Speaking up and out is what compels us to research and write more about our food histories—from slavery to the present—but also about the recipes we created that were heretofore credited elsewhere. It is what drives my friends and colleagues to continuously rewrite the single narrative.[8] It is this same energy that propels us to detail what is happening in Detroit, MI, Washington, DC, on farms across the United States.[9] And it is definitely this energy that encourages us to be our best selves in opening restaurants, as entrepreneur/chefs across the nation showing the broad range of our genius in kitchen management, at the stove, in the vineyard, and on the winelists. Black food energy is everywhere, and we must continue to insist that it stay. Our food lives can no more be reduced to scraps than it can be boxed into a bundle of kohlrabi. This very essence of our lives must speak to the complexities of our personhoods and speak back to the single narratives that continuously want to limit who we are.

Demanding what sustains us culturally, socially, economically, politically, sexually and more, in ways that will allow us to thrive and be whole, comforted, satiated and alive is not a fight from which we should shrink. Rather, it is an ongoing struggle to debunk the single story and to declare, we exist. If Black people allow any element of their material lives to go unremarked and unacknowledged, especially our food cultures, then we will falter, sicken, and die. Our silence will not protect us at all, but our culture will, and one form of that culture is Black food energy.

(This is a revised article)

References:

[1] Williams-Forson, P. “I Haven’t Eaten If I Don’t Have My Soup and Fufu”: Cultural Preservation through Food and Foodways among Ghanaian Migrants in the United States, August 2014, Africa Today 61(1):69-87

[2] Smart-Grosvenor,  V. Vibration Cooking, or The Travel Notes of a GeeChee Girl. Garden City, New York: Doubleday, 1970.

[3] I am thankful for the collective experiences of Monica White, Ashante Reese, and Kiimberly Nettles-Barcelon, that inform my understanding.

[4] Aiken, K. White People Food’ is Creating an Unattainable Picture of Health.” September 17, 2018. https://www.huffpost.com/entry/white-people-food_n_5b75c270e4b0df9b093dadbb

[5] Adichie, Chimamanda Ngozi. 2009. TEDTalks: Chimamanda Adichie – The Danger of a Single Story. New York, N.Y.: Films Media Group. http://digital.films.com/PortalPlaylists.aspx?aid=13753&xtid=48462.

[6] Williams-Forson, P. 2007. Building houses out of chicken legs: black women, food, and power. Chapel Hill: Univ. of North Carolina Press.

[7] Lorde, A.  2007. “The Transformation of Silence into Language and Action,” Sister outsider: essays and speeches.
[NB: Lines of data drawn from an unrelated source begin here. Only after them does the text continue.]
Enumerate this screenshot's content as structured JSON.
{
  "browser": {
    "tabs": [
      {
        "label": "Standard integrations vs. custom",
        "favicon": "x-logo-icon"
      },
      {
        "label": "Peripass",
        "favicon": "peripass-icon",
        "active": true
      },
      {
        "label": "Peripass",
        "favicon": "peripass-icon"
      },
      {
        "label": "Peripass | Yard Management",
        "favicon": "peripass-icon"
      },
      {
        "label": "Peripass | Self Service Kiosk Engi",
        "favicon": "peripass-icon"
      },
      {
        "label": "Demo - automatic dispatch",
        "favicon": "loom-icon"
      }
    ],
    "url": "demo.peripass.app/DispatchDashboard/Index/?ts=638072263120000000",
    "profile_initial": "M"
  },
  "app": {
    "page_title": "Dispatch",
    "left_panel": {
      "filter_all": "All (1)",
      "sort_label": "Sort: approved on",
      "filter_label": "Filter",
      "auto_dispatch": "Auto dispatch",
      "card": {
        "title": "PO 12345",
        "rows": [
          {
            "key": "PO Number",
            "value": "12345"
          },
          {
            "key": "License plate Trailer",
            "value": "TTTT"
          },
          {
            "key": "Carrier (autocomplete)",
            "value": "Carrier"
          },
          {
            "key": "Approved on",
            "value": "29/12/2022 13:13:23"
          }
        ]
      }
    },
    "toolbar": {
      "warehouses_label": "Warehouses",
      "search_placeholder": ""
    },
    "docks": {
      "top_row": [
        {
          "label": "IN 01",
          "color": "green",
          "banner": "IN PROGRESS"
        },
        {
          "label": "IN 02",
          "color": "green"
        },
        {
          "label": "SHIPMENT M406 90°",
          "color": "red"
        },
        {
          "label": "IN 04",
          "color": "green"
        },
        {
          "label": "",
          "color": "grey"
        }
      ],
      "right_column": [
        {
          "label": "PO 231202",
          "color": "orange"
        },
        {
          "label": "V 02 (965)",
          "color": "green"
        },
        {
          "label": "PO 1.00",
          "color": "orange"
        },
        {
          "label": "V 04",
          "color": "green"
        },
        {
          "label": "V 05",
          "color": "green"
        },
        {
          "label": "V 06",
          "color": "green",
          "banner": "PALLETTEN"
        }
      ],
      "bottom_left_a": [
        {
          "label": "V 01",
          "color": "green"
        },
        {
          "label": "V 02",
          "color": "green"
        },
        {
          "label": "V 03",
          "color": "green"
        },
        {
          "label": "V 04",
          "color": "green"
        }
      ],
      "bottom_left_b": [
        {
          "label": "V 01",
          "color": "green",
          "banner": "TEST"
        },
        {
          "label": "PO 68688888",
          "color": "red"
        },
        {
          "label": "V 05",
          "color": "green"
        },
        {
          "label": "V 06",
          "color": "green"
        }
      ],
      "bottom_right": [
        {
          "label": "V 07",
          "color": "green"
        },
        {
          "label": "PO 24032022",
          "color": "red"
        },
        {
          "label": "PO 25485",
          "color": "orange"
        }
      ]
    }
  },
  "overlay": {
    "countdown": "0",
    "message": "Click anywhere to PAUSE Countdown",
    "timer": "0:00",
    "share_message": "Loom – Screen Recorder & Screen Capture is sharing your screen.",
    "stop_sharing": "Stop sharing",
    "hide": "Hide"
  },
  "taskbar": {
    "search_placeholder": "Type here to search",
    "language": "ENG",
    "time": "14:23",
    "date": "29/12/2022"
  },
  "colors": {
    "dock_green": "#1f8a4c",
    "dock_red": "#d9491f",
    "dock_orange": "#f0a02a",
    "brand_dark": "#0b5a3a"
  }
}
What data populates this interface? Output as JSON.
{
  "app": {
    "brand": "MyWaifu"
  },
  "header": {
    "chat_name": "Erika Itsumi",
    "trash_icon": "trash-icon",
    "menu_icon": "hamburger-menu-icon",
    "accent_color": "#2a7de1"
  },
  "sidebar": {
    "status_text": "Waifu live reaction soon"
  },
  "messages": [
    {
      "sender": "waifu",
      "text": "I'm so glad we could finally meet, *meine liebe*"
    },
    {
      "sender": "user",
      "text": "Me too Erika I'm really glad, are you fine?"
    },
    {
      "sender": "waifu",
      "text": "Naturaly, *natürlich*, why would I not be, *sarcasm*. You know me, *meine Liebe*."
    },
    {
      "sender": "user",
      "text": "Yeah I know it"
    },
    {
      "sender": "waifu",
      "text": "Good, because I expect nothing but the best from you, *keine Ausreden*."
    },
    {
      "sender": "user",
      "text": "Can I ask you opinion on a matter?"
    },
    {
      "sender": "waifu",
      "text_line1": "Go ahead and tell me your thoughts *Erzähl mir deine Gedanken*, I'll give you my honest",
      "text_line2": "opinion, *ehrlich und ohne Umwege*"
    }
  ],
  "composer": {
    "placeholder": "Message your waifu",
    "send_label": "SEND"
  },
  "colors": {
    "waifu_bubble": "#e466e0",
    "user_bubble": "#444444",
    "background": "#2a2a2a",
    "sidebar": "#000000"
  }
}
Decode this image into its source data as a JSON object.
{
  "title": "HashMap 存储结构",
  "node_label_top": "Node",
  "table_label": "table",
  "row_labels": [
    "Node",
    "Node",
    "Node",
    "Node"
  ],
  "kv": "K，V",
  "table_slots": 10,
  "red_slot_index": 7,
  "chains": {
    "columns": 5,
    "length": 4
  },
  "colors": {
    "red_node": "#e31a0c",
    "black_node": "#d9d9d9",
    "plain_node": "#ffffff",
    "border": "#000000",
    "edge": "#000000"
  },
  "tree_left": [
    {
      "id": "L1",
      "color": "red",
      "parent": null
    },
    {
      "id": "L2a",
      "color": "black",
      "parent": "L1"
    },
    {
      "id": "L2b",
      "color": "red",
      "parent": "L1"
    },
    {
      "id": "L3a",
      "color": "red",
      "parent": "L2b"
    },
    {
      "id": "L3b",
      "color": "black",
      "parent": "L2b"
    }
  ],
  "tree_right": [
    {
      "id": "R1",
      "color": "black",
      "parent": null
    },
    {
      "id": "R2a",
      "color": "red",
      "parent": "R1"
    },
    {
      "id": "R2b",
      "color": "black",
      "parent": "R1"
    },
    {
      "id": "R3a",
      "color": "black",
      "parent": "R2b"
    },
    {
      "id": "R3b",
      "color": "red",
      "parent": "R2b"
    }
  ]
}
NY: Ten Speed Press, 40-44.

[8] Here, I am thinking of the work of Toni Tipton Martin, Jessica Harris, Adrian Miller, Michael Twitty, Natasha Bowens, Frederick Douglass Opie, and so many other voices who have recently emerged on the landscape of African American food studies.

[9]The work of Matthew Raiford and Jovan Sage and Heritage Radio Network, Southeastern African American Farmers’ Organic Network (SAAFON), and the Black Farmers and Urban Gardeners are all unparalleled in their missions to critically engage people of African descent living in America and elsewhere in the critical understanding and expression of the range of inequalities that affect Black food energies and lives.